What if we crafted an HTTP request with a cookie that we declare ourselves, rather than one the server provides?
Forged Request:
1
2
3
GET / HTTP/1.0
Host: account.example.com
Cookie: authed=admin
Response:
1
2
3
4
5
6
HTTP/1.0 200 OK
Content-Type: text/html; charset=UTF-8
Content-Length: 39
Connection: close
<html><body>Hello, admin!</body></html>
We just get a normal response! This is because the protocol is stateless and isn’t keeping track of whether we made a login request. It’s simply using cookies to track state. If we provide a cookie with a username, the server accepts it.
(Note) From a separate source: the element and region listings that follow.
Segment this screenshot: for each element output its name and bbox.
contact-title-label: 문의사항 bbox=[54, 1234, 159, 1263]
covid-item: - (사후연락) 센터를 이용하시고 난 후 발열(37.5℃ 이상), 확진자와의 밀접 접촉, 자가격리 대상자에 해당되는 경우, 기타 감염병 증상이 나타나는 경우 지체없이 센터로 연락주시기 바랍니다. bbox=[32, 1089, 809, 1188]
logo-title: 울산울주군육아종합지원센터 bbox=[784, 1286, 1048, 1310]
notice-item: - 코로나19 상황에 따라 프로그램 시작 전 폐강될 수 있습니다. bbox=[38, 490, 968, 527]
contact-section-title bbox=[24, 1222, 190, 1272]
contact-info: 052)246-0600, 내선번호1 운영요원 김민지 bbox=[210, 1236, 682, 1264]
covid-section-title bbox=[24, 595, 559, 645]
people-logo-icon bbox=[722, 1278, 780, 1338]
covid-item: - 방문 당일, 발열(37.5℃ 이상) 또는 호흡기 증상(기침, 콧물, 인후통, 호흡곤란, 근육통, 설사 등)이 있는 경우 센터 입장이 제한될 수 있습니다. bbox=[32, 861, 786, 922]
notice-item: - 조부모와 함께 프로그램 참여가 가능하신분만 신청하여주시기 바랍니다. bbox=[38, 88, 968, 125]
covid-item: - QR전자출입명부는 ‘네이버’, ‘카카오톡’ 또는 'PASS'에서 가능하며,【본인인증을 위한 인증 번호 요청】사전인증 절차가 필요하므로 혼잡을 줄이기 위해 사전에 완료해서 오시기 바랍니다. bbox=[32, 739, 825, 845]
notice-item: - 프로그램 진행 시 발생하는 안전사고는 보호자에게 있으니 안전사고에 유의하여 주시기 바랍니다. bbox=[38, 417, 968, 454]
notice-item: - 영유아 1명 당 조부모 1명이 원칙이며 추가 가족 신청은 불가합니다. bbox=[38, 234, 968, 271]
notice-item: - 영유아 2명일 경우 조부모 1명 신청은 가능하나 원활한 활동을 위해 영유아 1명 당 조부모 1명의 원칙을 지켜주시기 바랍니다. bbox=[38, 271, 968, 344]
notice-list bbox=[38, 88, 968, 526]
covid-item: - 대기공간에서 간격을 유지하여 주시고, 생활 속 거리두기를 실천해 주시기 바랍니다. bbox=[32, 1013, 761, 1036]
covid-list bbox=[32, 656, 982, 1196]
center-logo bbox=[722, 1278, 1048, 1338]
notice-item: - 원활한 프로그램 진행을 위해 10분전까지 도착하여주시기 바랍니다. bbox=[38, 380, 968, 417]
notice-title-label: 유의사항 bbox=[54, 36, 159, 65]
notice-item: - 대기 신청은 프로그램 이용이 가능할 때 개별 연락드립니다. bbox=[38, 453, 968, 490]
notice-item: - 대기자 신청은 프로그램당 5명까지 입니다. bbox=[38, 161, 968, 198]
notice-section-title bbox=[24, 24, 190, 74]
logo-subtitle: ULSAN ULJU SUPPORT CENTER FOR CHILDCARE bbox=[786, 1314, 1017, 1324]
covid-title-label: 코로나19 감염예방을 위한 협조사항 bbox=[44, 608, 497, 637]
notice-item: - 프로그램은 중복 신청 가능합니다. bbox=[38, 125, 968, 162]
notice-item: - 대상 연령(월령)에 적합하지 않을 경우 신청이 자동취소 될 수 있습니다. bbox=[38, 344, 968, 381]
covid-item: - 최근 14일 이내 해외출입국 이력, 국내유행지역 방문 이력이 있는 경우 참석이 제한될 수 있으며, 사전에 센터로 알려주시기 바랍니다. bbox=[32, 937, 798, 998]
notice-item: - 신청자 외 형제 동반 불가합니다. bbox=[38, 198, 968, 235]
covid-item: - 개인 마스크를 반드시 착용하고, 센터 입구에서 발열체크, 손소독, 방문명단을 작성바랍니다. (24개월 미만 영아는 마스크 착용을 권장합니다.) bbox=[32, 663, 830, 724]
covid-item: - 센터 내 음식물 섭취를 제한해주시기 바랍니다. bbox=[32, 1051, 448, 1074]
This presents a significant security concern. The solution to this problem is to use session IDs.
Session IDs
When we make a proper login request:
Login Request:
1
2
3
4
5
6
POST /login HTTP/1.0
Host: account.example.com
Content-Length: 32
Content-Type: application/x-www-form-urlencoded
username=Connor&password=password
Login Response:
1
2
3
HTTP/1.0 302 Moved Temporarily
Location: http://account.example.com/
Set-Cookie: session_id=A1B2C3D4
Follow-up Request:
1
2
3
GET / HTTP/1.0
Host: account.example.com
Cookie: session_id=A1B2C3D4
Follow-up Response:
1
2
3
4
5
6
HTTP/1.0 200 OK
Content-Type: text/html; charset=UTF-8
Content-Length: 40
Connection: close
<html><body>Hello, Connor!</body></html>
This session ID is cryptographically generated and difficult to guess. The server creates it and stores it in the database with our account associated with it.
Best Practices
Non-sensitive information like themes and settings can be placed directly into cookies since it’s not critical. However, for anything that requires security (like authentication), the server should use session IDs that are:
- Cryptographically secure
- Randomly generated
- Stored server-side
- Associated with the user’s account
- Time-limited and can be invalidated
Making HTTP Requests
Now that we understand the HTTP protocol, let’s look at some practical tools for making HTTP requests. There are several command-line and programmatic ways to interact with web servers using HTTP.
Common Tools
curl - A command-line tool for transferring data with URLs. It supports HTTP, HTTPS, and many other protocols. Great for testing APIs and downloading resources.
nc (netcat) - A networking utility for reading from and writing to network connections. It can be used to manually craft and send HTTP requests, giving you low-level control over the connection.
Python requests library - A popular Python library that makes HTTP requests simple and human-friendly. Perfect for building web scrapers, API clients, and automation scripts.
Each of these tools has its own use cases:
- Use curl for quick testing and scripting
- Use nc when you need to understand the raw HTTP protocol
- Use Python requests when building applications that need to interact with web services
In the next sections, we’ll explore practical examples of using these tools to make HTTP requests.
Conclusion
Understanding HTTP and the World Wide Web is fundamental to modern web development and networking. From the basic concepts of hypertext and URLs to the intricacies of state management and security, HTTP provides a standardized way for systems to communicate over the internet.
Key takeaways:
- HTTP is a stateless, application-layer protocol that powers the Web
- URLs must be properly encoded to handle special characters
- State management is achieved through cookies and session IDs
- Security considerations are crucial when implementing authentication
- Various tools exist for testing and interacting with HTTP services
This knowledge forms the foundation for building robust web applications and understanding how the internet works at a fundamental level.